EFSO and DFS diagnostics for JMA’s global Data Assimilation system: their caveats and potential pitfalls

Daisuke Hotta
JMA
noon May 20 in Room 2155

Abstract:
Diagnostic methods have recently been devised that allow estimation of observational impact on a Data Assimilation System (DAS). Such diagnostics not only enable quantification of the “value” of observations but can also provide clues to improving the diagnosed DAS. Two such diagnostic methods, Ensemble Forecast Sensitivity to Observations (EFSO; Kalnay et al. 2012) and Degrees of Freedom for Signal (DFS; Liu et al. 2009), have been implemented to the EnKF component of JMA’s pre-operational global hybrid DAS. This talk will present findings achieved through these diagnostics. Particular emphasis will be placed on caveats and potential pitfalls in interpreting their results.

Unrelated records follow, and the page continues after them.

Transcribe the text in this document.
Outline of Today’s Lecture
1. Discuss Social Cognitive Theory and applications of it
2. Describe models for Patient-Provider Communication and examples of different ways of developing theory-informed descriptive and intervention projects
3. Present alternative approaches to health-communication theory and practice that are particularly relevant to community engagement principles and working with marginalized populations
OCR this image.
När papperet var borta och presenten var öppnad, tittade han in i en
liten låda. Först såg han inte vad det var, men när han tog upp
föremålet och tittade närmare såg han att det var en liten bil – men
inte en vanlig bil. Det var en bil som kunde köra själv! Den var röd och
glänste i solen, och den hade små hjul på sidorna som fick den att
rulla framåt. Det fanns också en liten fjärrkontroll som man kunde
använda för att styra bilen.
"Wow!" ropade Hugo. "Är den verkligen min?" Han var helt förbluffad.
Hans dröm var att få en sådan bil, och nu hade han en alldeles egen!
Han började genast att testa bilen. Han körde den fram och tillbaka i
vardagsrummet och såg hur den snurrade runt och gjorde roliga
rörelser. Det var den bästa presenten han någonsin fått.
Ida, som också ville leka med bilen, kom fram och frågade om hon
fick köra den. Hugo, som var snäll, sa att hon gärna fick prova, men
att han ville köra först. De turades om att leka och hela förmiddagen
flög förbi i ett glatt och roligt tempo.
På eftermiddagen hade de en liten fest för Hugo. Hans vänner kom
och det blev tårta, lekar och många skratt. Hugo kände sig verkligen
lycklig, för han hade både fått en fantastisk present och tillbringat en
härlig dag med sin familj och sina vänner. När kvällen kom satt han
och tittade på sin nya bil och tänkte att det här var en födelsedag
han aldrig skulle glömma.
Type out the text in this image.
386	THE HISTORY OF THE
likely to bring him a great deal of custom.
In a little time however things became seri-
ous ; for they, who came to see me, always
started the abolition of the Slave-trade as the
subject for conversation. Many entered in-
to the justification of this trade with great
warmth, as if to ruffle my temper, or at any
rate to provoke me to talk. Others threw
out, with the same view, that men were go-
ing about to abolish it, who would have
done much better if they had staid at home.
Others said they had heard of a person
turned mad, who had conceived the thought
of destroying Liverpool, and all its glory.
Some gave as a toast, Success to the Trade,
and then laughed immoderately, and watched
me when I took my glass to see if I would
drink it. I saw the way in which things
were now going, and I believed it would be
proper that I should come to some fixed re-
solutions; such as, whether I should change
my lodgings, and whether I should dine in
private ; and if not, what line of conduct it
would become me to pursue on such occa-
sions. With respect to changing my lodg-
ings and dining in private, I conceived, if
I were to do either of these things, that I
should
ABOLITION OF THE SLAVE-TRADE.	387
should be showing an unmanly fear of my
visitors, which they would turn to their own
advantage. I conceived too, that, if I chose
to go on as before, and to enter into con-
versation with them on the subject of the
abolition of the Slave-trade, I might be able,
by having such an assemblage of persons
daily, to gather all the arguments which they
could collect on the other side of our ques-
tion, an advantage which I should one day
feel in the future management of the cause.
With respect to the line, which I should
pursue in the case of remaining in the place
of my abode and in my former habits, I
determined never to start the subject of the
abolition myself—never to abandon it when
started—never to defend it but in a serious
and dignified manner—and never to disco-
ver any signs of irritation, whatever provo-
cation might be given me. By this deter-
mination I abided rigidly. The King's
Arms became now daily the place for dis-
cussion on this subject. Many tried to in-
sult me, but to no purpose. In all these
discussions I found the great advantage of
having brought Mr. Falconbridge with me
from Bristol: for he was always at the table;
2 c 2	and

The first part of the talk will present EFSO implemented at JMA. It was found that the forecast error reduction estimated by EFSO accounts for only 20% of the actual forecast error reduction. In order to understand mechanism behind this underestimation, we conducted diagnosis where the forecast error vector is decomposed into the column and null space of the ensemble forecast perturbations, recognizing that portions of forecast errors that are in the null space are discarded during EFSO computation. The result indicated that 80% of the forecast errors are in fact in the null space, explaining the mechanism of the underestimation. Reasons for why so little of the forecast error is accounted for by the ensemble will also be discussed.
 
In the second part, I will show that that the information content extracted from observations by EnKF as quantified by DFS is an order of magnitude smaller than that by 4D-Var. This underestimation is particularly conspicuous to dense observations. Theoretical consideration reveals that, this is because, in EnKF, DFS can never exceed the size of the background ensemble, limiting the amount of information extractable from observations if the number of observations is much larger than the ensemble size. Implications of this DFS underestimation on broad aspect of EnKF, including localization, inflation and observation thinning, will also be discussed.